A regional start-up, which attracted millions from the Federal Government and was supported by the University of Adelaide and Murdoch University in its quest to develop a new industry creating hundreds of jobs, has been placed in voluntary administration.

File pics of the Whyalla biofuels plant water reactor and pond. Supplied by Muradel, Oct 2014.
File pics of the Whyalla biofuels plant water reactor and pond. Supplied by Muradel, Oct 2014.

A regional energy start-up, which attracted millions from the Federal Government and was supported by local and interstate universities in its quest to develop a new industry creating hundreds of jobs, has been placed in voluntary administration.

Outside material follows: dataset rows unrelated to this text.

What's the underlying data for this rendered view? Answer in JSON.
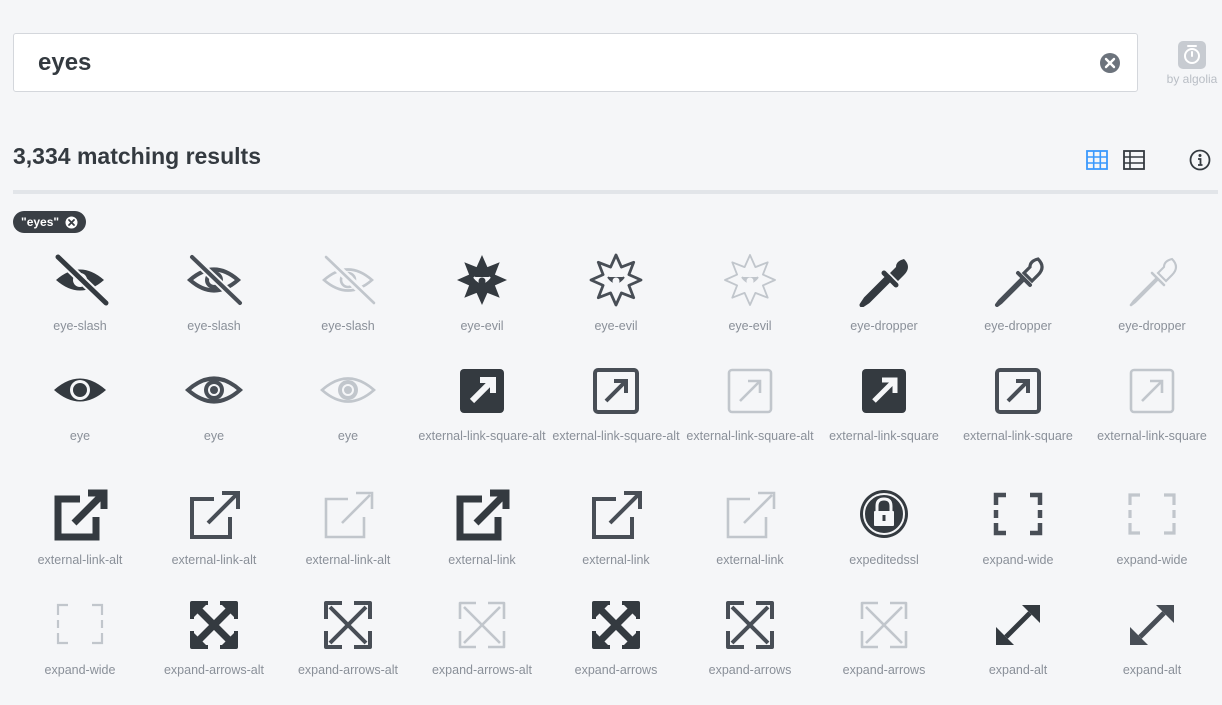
{
  "search": {
    "value": "eyes",
    "placeholder": ""
  },
  "algolia": {
    "label": "by algolia"
  },
  "results": {
    "count_text": "3,334 matching results"
  },
  "filter_tag": {
    "label": "\"eyes\""
  },
  "colors": {
    "solid": "#343a40",
    "regular": "#484e56",
    "light": "#c1c6cc",
    "accent": "#3b99fc"
  },
  "icons": [
    {
      "name": "eye-slash",
      "style": "solid"
    },
    {
      "name": "eye-slash",
      "style": "regular"
    },
    {
      "name": "eye-slash",
      "style": "light"
    },
    {
      "name": "eye-evil",
      "style": "solid"
    },
    {
      "name": "eye-evil",
      "style": "regular"
    },
    {
      "name": "eye-evil",
      "style": "light"
    },
    {
      "name": "eye-dropper",
      "style": "solid"
    },
    {
      "name": "eye-dropper",
      "style": "regular"
    },
    {
      "name": "eye-dropper",
      "style": "light"
    },
    {
      "name": "eye",
      "style": "solid"
    },
    {
      "name": "eye",
      "style": "regular"
    },
    {
      "name": "eye",
      "style": "light"
    },
    {
      "name": "external-link-square-alt",
      "style": "solid"
    },
    {
      "name": "external-link-square-alt",
      "style": "regular"
    },
    {
      "name": "external-link-square-alt",
      "style": "light"
    },
    {
      "name": "external-link-square",
      "style": "solid"
    },
    {
      "name": "external-link-square",
      "style": "regular"
    },
    {
      "name": "external-link-square",
      "style": "light"
    },
    {
      "name": "external-link-alt",
      "style": "solid"
    },
    {
      "name": "external-link-alt",
      "style": "regular"
    },
    {
      "name": "external-link-alt",
      "style": "light"
    },
    {
      "name": "external-link",
      "style": "solid"
    },
    {
      "name": "external-link",
      "style": "regular"
    },
    {
      "name": "external-link",
      "style": "light"
    },
    {
      "name": "expeditedssl",
      "style": "brand"
    },
    {
      "name": "expand-wide",
      "style": "regular"
    },
    {
      "name": "expand-wide",
      "style": "light"
    },
    {
      "name": "expand-wide",
      "style": "thin"
    },
    {
      "name": "expand-arrows-alt",
      "style": "solid"
    },
    {
      "name": "expand-arrows-alt",
      "style": "regular"
    },
    {
      "name": "expand-arrows-alt",
      "style": "light"
    },
    {
      "name": "expand-arrows",
      "style": "solid"
    },
    {
      "name": "expand-arrows",
      "style": "regular"
    },
    {
      "name": "expand-arrows",
      "style": "light"
    },
    {
      "name": "expand-alt",
      "style": "solid"
    },
    {
      "name": "expand-alt",
      "style": "regular"
    }
  ]
}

Whyalla-based Muradel, which described itself as an advanced bio-crude oil production company, is now under the control of BDO’s Andrew Fielding and Nicholas Martin.

A spokeswoman for the administrators said the appointment was effective from April 3.

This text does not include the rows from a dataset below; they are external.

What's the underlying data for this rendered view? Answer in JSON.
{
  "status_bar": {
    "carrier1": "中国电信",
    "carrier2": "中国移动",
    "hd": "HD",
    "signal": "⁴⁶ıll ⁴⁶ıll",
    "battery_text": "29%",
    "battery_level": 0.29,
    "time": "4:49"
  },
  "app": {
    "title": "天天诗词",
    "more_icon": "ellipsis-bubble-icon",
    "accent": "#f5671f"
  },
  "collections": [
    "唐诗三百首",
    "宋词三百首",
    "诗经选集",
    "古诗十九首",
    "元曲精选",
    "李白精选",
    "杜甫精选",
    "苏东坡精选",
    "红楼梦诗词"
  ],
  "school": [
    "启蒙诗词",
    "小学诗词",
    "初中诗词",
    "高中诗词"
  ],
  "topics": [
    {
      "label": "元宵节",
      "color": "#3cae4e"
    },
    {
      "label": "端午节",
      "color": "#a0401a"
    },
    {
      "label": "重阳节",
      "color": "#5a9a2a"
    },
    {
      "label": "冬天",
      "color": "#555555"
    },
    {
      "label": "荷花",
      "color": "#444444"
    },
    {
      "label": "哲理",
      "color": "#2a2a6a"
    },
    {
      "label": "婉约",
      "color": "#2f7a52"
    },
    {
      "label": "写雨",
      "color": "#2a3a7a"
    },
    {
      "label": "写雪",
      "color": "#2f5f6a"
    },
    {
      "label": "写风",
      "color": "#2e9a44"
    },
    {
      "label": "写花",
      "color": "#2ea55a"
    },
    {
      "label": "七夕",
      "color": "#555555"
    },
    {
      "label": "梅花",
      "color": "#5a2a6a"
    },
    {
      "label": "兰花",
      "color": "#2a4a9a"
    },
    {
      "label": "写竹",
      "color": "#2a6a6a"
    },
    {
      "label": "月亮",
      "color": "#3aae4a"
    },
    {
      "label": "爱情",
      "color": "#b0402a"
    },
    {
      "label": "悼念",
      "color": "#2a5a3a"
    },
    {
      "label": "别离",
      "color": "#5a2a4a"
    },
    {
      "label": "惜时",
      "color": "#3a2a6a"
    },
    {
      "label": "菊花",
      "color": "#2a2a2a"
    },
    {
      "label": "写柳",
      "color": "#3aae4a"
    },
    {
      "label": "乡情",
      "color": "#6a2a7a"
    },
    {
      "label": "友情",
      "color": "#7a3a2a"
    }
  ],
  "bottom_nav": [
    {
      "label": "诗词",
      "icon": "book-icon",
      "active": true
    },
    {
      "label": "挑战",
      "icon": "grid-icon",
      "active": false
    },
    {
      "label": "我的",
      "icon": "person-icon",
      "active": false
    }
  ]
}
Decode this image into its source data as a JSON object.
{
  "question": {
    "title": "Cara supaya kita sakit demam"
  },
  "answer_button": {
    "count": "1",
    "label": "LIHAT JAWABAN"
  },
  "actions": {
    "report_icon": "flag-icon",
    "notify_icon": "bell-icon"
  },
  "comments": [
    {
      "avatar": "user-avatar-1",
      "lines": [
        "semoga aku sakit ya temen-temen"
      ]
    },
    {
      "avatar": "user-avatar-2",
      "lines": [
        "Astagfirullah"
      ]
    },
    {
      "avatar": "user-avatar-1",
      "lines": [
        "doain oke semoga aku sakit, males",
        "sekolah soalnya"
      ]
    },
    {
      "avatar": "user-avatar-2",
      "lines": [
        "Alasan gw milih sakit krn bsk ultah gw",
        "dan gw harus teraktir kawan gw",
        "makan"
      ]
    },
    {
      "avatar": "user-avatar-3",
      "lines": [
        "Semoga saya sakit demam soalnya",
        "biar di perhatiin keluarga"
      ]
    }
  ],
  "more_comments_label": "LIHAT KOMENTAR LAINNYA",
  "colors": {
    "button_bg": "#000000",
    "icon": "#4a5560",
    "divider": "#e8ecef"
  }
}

“The business was not trading at the time of our appointment. BDO are exploring a sale of the company’s assets and/or shares,” she said.

The business, which employed 14 staff, was set up in 2010 by the University of Adelaide, Murdoch University and majority shareholder SQC Pty Ltd, which is solely funded by Aban Australia Pty Ltd (part of the Ausker Group of Companies).

A spokeswoman from the University of Adelaide said it is no longer a shareholder in Muradel and its staff have not been involved in the company since 2016.

Muradel had developed Green2Black, a proprietary way of producing biofuel from sustainable feedstock including tyres, biosolids and algae.

It had set up a $10.5 million demonstration plant in Whyalla in a bid to commercialise it, supported by a $4.5 million grant from the Federal Government’s Australian Renewable Energy Agency and more than $500,000 in state and council funds.

Close to four hectares of land was leased from the Whyalla council to house the demo plant which opened in 2014.

A full-scale production facility on a bigger piece of land was due to be operational this year, creating 100 new skilled and operational jobs.

The aspiring commercial biofuel producer had been focused on demonstrating it can produce biocrude oil from microalgae since 2011, first in WA and since 2013 in SA.

Subsequently Green2Black technology was being demonstrated using car tyres and biosolids from municipal waste streams as feedstock.

Costs were prohibitive - the WA pilot plant produced oil from micro-algae at about $9.90 a litre and the aim at Whyalla to reduce this to less than $1 a litre.

The business had also built five algae ponds to support research with an unnamed Japanese cosmetics giant which wants to replace the unpopular palm oil with oil from the algae.

Whyalla council chief executive Chris Crowley had not responded to The Advertiser’s queriesat the time of publishing.